Auf jeden Fall, und das ist das Wichtigste, hätte es der radikalisierten Jugend einen Motivationsboost gegeben. Also genau jener Schicht, die zum Träger und Multiplikator für eine klassenkämpferische Kampagne hätte werden müssen. Denn es hätte ihrem Willen einen Sinn und Zweck gegeben, eine Methode und Klarheit, wie wir den Klassenkampf führen – und damit eine Perspektive, für die es sich lohnt, sich zu engagieren.
Der Weg vorwärts ist sicher nicht weniger Radikalität. Aber radikaler sein heisst nicht, lauter und hässiger zu schreien. Es heisst, im Inhalt der Klassenpositionen konsequenter und standfester zu sein.
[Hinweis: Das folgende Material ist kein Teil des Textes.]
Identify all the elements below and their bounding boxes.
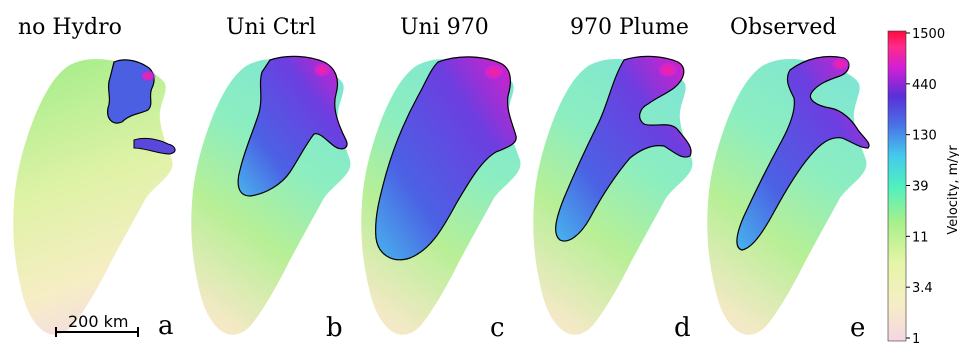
panel-letter-d: d [674,313,691,343]
panel-letter-e: e [850,313,865,343]
hotspot-b [312,62,332,78]
panel-a: no Hydro a [13,15,176,341]
scale-bar: 200 km [55,312,139,337]
scale-bar-label: 200 km [68,312,128,331]
hotspot-d [656,61,680,79]
fast-flow-d [555,55,692,242]
colorbar-tick-label: 1 [912,332,920,345]
panel-letter-b: b [326,313,343,343]
panel-title-a: no Hydro [18,15,122,40]
colorbar-tick-label: 39 [912,180,929,195]
colorbar-tick-label: 3.4 [912,281,933,296]
hotspot-e [830,57,850,71]
panel-title-e: Observed [730,15,836,40]
fast-flow-c [375,56,517,261]
colorbar-ticks: 1500 440 130 39 11 3.4 1 [906,27,945,345]
colorbar-tick-label: 130 [912,129,937,144]
hotspot-c [482,63,506,81]
panel-title-d: 970 Plume [570,15,689,40]
panel-letter-c: c [490,313,505,343]
hotspot-a [140,70,156,82]
colorbar-tick-label: 1500 [912,27,945,42]
ice-sheet-e [707,59,867,335]
colorbar-tick-label: 440 [912,78,937,93]
panel-c: Uni 970 c [361,15,521,343]
fast-flow-a-east [133,137,176,155]
panel-title-c: Uni 970 [400,15,489,40]
panel-b: Uni Ctrl b [191,15,351,343]
panel-letter-a: a [158,311,174,341]
panel-e: Observed e [707,15,870,343]
colorbar-ramp [887,30,907,342]
fast-flow-b [237,55,348,197]
panel-d: 970 Plume d [533,15,693,343]
colorbar: 1500 440 130 39 11 3.4 1 Velocity, m/yr [887,27,959,345]
colorbar-label: Velocity, m/yr [946,145,959,235]
fast-flow-e [736,55,870,251]
colorbar-tick-label: 11 [912,230,929,245]
panel-title-b: Uni Ctrl [226,15,316,40]
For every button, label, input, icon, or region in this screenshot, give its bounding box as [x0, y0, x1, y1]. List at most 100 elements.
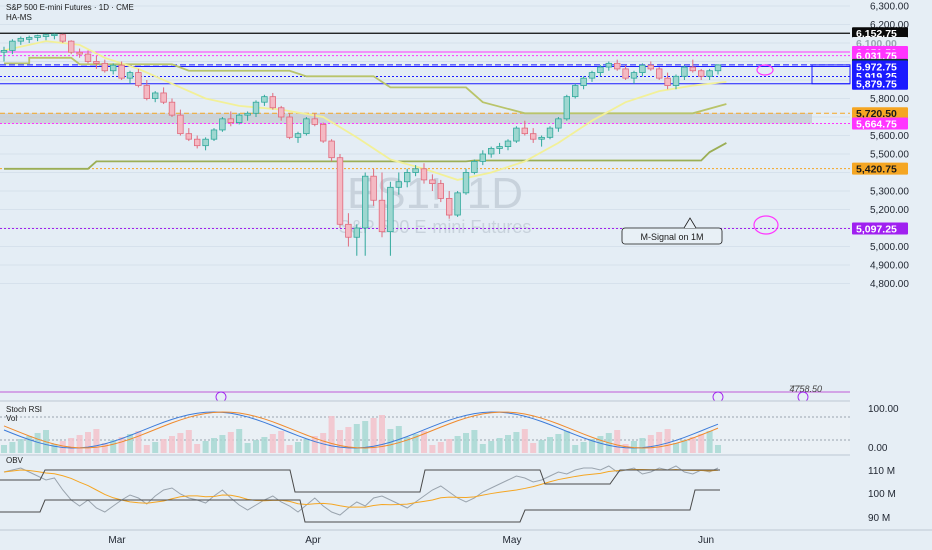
watermark-name: S&P 500 E-mini Futures	[339, 217, 532, 237]
candle-body	[193, 138, 201, 147]
candle-body	[118, 64, 125, 79]
volume-bar	[404, 437, 411, 453]
candle-body	[235, 114, 243, 123]
candle-body	[639, 64, 646, 73]
volume-bar	[135, 431, 142, 453]
volume-bar	[379, 415, 385, 453]
candle-body	[572, 85, 579, 98]
volume-bar	[639, 438, 646, 453]
volume-bar	[320, 433, 327, 453]
candle-body	[513, 127, 520, 142]
candle-body	[185, 133, 192, 140]
candle-body	[202, 138, 209, 147]
volume-bar	[547, 437, 553, 453]
month-label: Mar	[108, 535, 126, 546]
volume-bar	[85, 432, 91, 453]
candle-body	[588, 72, 596, 79]
price-tick-label: 5,300.00	[870, 187, 909, 198]
candle-body	[403, 172, 411, 183]
volume-bar	[17, 439, 24, 453]
callout-box	[621, 227, 723, 245]
volume-bar	[118, 437, 125, 453]
candle-body	[68, 40, 75, 53]
volume-bar	[253, 440, 259, 453]
candle-body	[59, 34, 66, 42]
obv-upper-channel	[0, 469, 720, 493]
candle-body	[311, 118, 318, 125]
price-tick-label: 4,900.00	[870, 261, 909, 272]
volume-bar	[227, 432, 234, 453]
volume-bar	[656, 432, 663, 453]
obv-tick-label: 100 M	[868, 489, 896, 500]
chart-title: S&P 500 E-mini Futures · 1D · CME	[6, 3, 134, 12]
volume-bar	[194, 444, 201, 453]
volume-bar	[143, 445, 150, 453]
candle-body	[504, 140, 512, 148]
candle-body	[286, 116, 293, 138]
candle-body	[361, 175, 369, 229]
price-label-text: 5,879.75	[856, 79, 897, 91]
gray-zone	[0, 113, 812, 124]
price-label-text: 5,664.75	[856, 118, 897, 130]
stoch-tick-label: 0.00	[868, 443, 888, 454]
month-label: Jun	[698, 535, 714, 546]
candle-body	[370, 175, 377, 201]
volume-bar	[446, 439, 453, 453]
volume-bar	[51, 444, 58, 453]
circle-marker	[753, 215, 779, 235]
low-marker-text: 4758.50	[789, 384, 822, 394]
candle-body	[277, 107, 285, 118]
obv-label: OBV	[6, 456, 24, 465]
price-label-text: 5,420.75	[856, 163, 897, 175]
volume-bar	[698, 434, 705, 453]
obv-tick-label: 90 M	[868, 513, 890, 524]
candle-body	[530, 133, 537, 140]
volume-bar	[202, 441, 209, 453]
obv-tick-label: 110 M	[868, 466, 895, 477]
volume-bar	[505, 435, 511, 453]
volume-bar	[370, 418, 377, 453]
volume-bar	[26, 436, 33, 453]
price-label-bg	[852, 77, 908, 90]
candle-body	[420, 168, 428, 181]
volume-bar	[261, 437, 268, 453]
candle-body	[93, 61, 100, 64]
price-label-bg	[852, 107, 908, 120]
candle-body	[319, 124, 327, 142]
candle-body	[714, 64, 722, 72]
obv-lower-channel	[0, 489, 720, 523]
volume-bar	[631, 441, 637, 453]
candle-body	[681, 66, 688, 77]
candle-body	[244, 112, 251, 116]
volume-bar	[76, 435, 83, 453]
candle-body	[706, 70, 713, 77]
candle-body	[487, 148, 495, 155]
vol-label: Vol	[6, 414, 17, 423]
volume-bar	[9, 442, 16, 453]
candle-body	[34, 35, 41, 38]
candle-body	[336, 157, 344, 225]
candle-body	[294, 133, 302, 138]
month-label: Apr	[305, 535, 321, 546]
volume-bar	[362, 421, 369, 453]
candle-body	[151, 92, 159, 99]
volume-bar	[647, 435, 654, 453]
price-label-bg	[852, 162, 908, 175]
candle-body	[345, 223, 352, 238]
volume-bar	[295, 442, 301, 453]
volume-bar	[530, 443, 537, 453]
volume-bar	[311, 436, 318, 453]
price-tick-label: 6,300.00	[870, 2, 909, 13]
price-label-text: 5,097.25	[856, 223, 897, 235]
volume-bar	[421, 431, 427, 453]
volume-bar	[160, 439, 167, 453]
candle-body	[496, 146, 503, 149]
candle-body	[84, 53, 92, 62]
volume-bar	[488, 441, 495, 453]
candle-body	[76, 51, 83, 55]
candle-body	[261, 96, 268, 103]
stoch-label: Stoch RSI	[6, 405, 42, 414]
volume-bar	[580, 442, 587, 453]
candle-body	[227, 118, 234, 123]
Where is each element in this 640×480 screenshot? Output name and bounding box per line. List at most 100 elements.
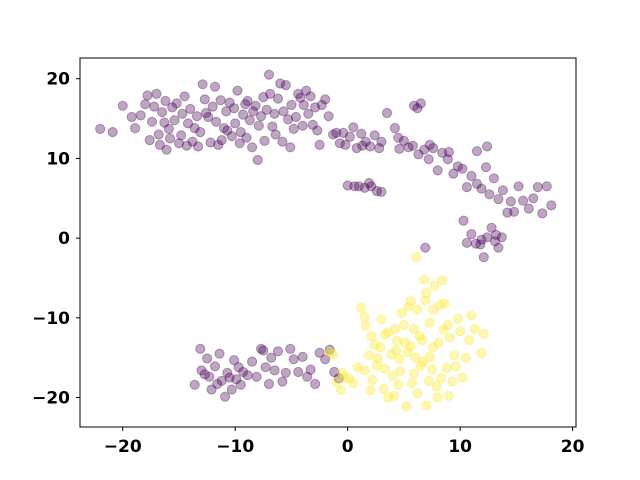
scatter-point-s0-127 <box>442 154 453 165</box>
scatter-point-s0-39 <box>205 137 216 148</box>
scatter-point-s0-42 <box>211 116 222 127</box>
scatter-point-s0-26 <box>179 91 190 102</box>
scatter-point-s0-205 <box>260 362 271 373</box>
scatter-point-s0-19 <box>164 133 176 144</box>
scatter-point-s0-31 <box>189 123 200 134</box>
scatter-point-s0-142 <box>508 206 520 217</box>
scatter-point-s1-85 <box>359 311 370 323</box>
scatter-point-s0-130 <box>457 163 468 174</box>
scatter-point-s0-13 <box>154 139 165 150</box>
scatter-point-s1-35 <box>429 280 440 291</box>
scatter-point-s1-84 <box>352 362 363 373</box>
scatter-point-s0-175 <box>394 143 405 154</box>
scatter-point-s1-44 <box>443 390 454 401</box>
scatter-point-s0-189 <box>214 348 225 359</box>
scatter-point-s0-204 <box>258 345 269 356</box>
scatter-point-s1-86 <box>410 352 421 363</box>
scatter-point-s0-35 <box>197 79 208 90</box>
scatter-point-s1-28 <box>452 313 463 324</box>
scatter-point-s0-220 <box>320 354 331 365</box>
scatter-point-s0-118 <box>412 103 423 114</box>
scatter-point-s0-182 <box>196 365 207 376</box>
scatter-point-s1-30 <box>466 310 477 321</box>
scatter-point-s1-58 <box>371 360 382 371</box>
scatter-point-s1-64 <box>424 351 435 362</box>
scatter-point-s0-148 <box>537 208 548 219</box>
scatter-point-s0-177 <box>443 146 454 158</box>
scatter-point-s1-88 <box>406 378 417 389</box>
scatter-point-s0-24 <box>176 130 187 141</box>
scatter-point-s1-56 <box>335 385 346 396</box>
scatter-point-s0-55 <box>235 127 246 138</box>
scatter-point-s0-67 <box>258 92 269 103</box>
scatter-point-s0-76 <box>275 78 286 89</box>
scatter-point-s0-98 <box>323 111 334 122</box>
scatter-point-s1-13 <box>402 347 413 358</box>
scatter-point-s0-187 <box>209 361 221 372</box>
x-axis: −20 −10 0 10 20 <box>104 427 585 457</box>
scatter-point-s0-58 <box>241 132 252 143</box>
scatter-point-s0-62 <box>248 106 259 117</box>
scatter-point-s0-45 <box>216 135 227 146</box>
scatter-point-s0-188 <box>212 378 223 390</box>
scatter-point-s0-28 <box>182 118 194 129</box>
scatter-point-s1-66 <box>442 319 453 331</box>
x-tick-label: −20 <box>104 437 142 457</box>
scatter-point-s0-122 <box>419 144 430 155</box>
scatter-point-s0-52 <box>230 118 241 129</box>
scatter-point-s0-63 <box>250 100 261 111</box>
scatter-point-s0-166 <box>349 181 360 192</box>
scatter-point-s0-196 <box>231 374 242 385</box>
scatter-point-s0-201 <box>247 356 258 367</box>
scatter-point-s0-105 <box>348 122 359 133</box>
scatter-point-s1-26 <box>444 332 456 343</box>
scatter-point-s0-167 <box>353 181 364 192</box>
scatter-point-s0-133 <box>471 178 483 189</box>
scatter-point-s0-120 <box>407 140 418 151</box>
scatter-point-s1-33 <box>478 328 489 339</box>
scatter-point-s1-27 <box>449 350 460 361</box>
scatter-point-s0-43 <box>213 139 224 150</box>
scatter-point-s0-36 <box>199 94 210 105</box>
scatter-point-s0-114 <box>393 132 404 143</box>
scatter-point-s0-73 <box>269 108 280 119</box>
scatter-point-s1-45 <box>412 388 423 399</box>
scatter-point-s0-88 <box>298 99 309 111</box>
scatter-point-s1-37 <box>411 252 422 263</box>
scatter-point-s1-43 <box>432 392 443 403</box>
scatter-point-s0-81 <box>285 142 296 153</box>
scatter-point-s0-10 <box>149 101 160 112</box>
scatter-point-s1-73 <box>387 370 398 382</box>
scatter-point-s0-61 <box>247 142 258 153</box>
scatter-point-s0-194 <box>226 384 237 395</box>
scatter-point-s0-208 <box>269 365 280 376</box>
scatter-point-s1-0 <box>356 302 367 313</box>
scatter-point-s1-49 <box>365 385 376 396</box>
scatter-point-s0-191 <box>220 391 231 402</box>
scatter-point-s0-132 <box>466 170 477 182</box>
scatter-point-s0-20 <box>167 102 178 113</box>
scatter-point-s0-97 <box>320 94 331 105</box>
scatter-point-s0-168 <box>359 182 370 193</box>
scatter-point-s0-169 <box>366 181 377 192</box>
scatter-point-s0-30 <box>187 136 198 147</box>
scatter-point-s0-80 <box>283 114 294 125</box>
scatter-point-s0-75 <box>272 93 284 104</box>
scatter-point-s0-11 <box>151 88 162 100</box>
scatter-point-s1-31 <box>469 323 480 335</box>
scatter-point-s1-5 <box>376 314 387 325</box>
scatter-point-s1-3 <box>369 339 380 350</box>
scatter-point-s0-44 <box>215 95 226 106</box>
scatter-point-s0-202 <box>251 371 262 382</box>
scatter-point-s0-93 <box>310 102 321 113</box>
scatter-point-s0-95 <box>314 139 325 150</box>
scatter-point-s0-115 <box>398 135 409 146</box>
scatter-point-s0-6 <box>140 99 151 110</box>
scatter-point-s1-67 <box>447 376 458 387</box>
scatter-point-s1-11 <box>395 366 406 377</box>
x-tick-label: 0 <box>342 437 354 457</box>
scatter-point-s0-165 <box>342 180 353 191</box>
scatter-point-s0-140 <box>502 207 513 218</box>
scatter-point-s1-46 <box>401 401 412 412</box>
scatter-point-s0-17 <box>161 144 172 155</box>
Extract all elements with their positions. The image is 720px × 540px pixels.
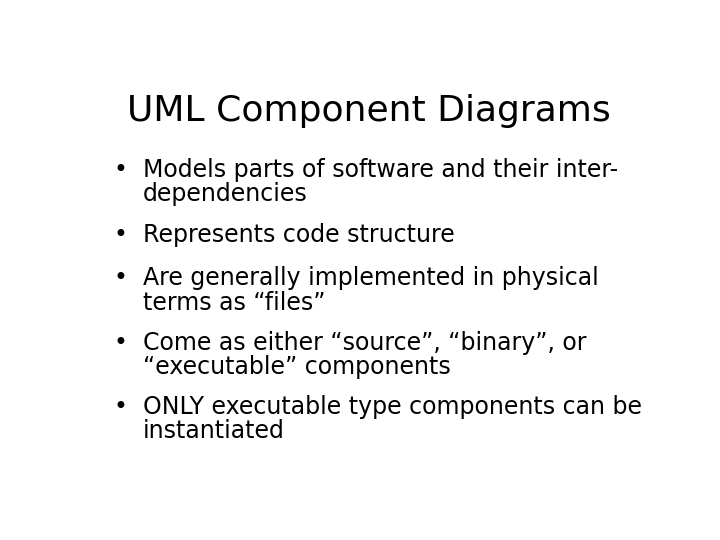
Text: Models parts of software and their inter-: Models parts of software and their inter… [143, 158, 618, 183]
Text: dependencies: dependencies [143, 183, 307, 206]
Text: “executable” components: “executable” components [143, 355, 451, 379]
Text: instantiated: instantiated [143, 420, 285, 443]
Text: terms as “files”: terms as “files” [143, 291, 325, 315]
Text: •: • [114, 158, 127, 183]
Text: ONLY executable type components can be: ONLY executable type components can be [143, 395, 642, 420]
Text: •: • [114, 395, 127, 420]
Text: Represents code structure: Represents code structure [143, 223, 455, 247]
Text: •: • [114, 331, 127, 355]
Text: Are generally implemented in physical: Are generally implemented in physical [143, 266, 599, 291]
Text: UML Component Diagrams: UML Component Diagrams [127, 94, 611, 128]
Text: •: • [114, 223, 127, 247]
Text: •: • [114, 266, 127, 291]
Text: Come as either “source”, “binary”, or: Come as either “source”, “binary”, or [143, 331, 587, 355]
Wir zweifeln nicht am ehrlichen Willen der JUSOs, den Klassenkampf gegen die Reichen zu führen. Aber diese Schwächen, die Strategielosigkeit und das inkonsequente Einknicken sind kein Zufall. Sie kommen aus der reformistischen Herangehensweise der JUSO: Es ist eine Frage der Ideen und der Methode. Eine ernsthafte sozialistische oder kommunistische Partei braucht ein tiefes Verständnis des Marxismus und eine daraus abgeleitete revolutionäre Strategie.
Die JUSO-Führung sagt, die Initiative sei dennoch ein Erfolg, weil es ihr gelang, wichtige «Themen ins Zentrum setzen». Wir sind die letzten, die den Erfolg einer Wahl oder Abstimmung auf die Höhe der Zustimmung an der Urne reduzieren.
Aber die Aufgabe einer sozialistischen Partei ist es nicht, Fragen oder Themen aufzuwerfen. Die Arbeiterklasse und die Jugend sehen die Ungleichheit und die Klimakrise schon selbst.
Die Aufgabe ist es Antworten zu geben: Zu erklären, warum das so ist und die Leute auszurüsten mit einem Plan und einem Verständnis, wie wir effektiv gegen den Kapitalismus kämpfen können.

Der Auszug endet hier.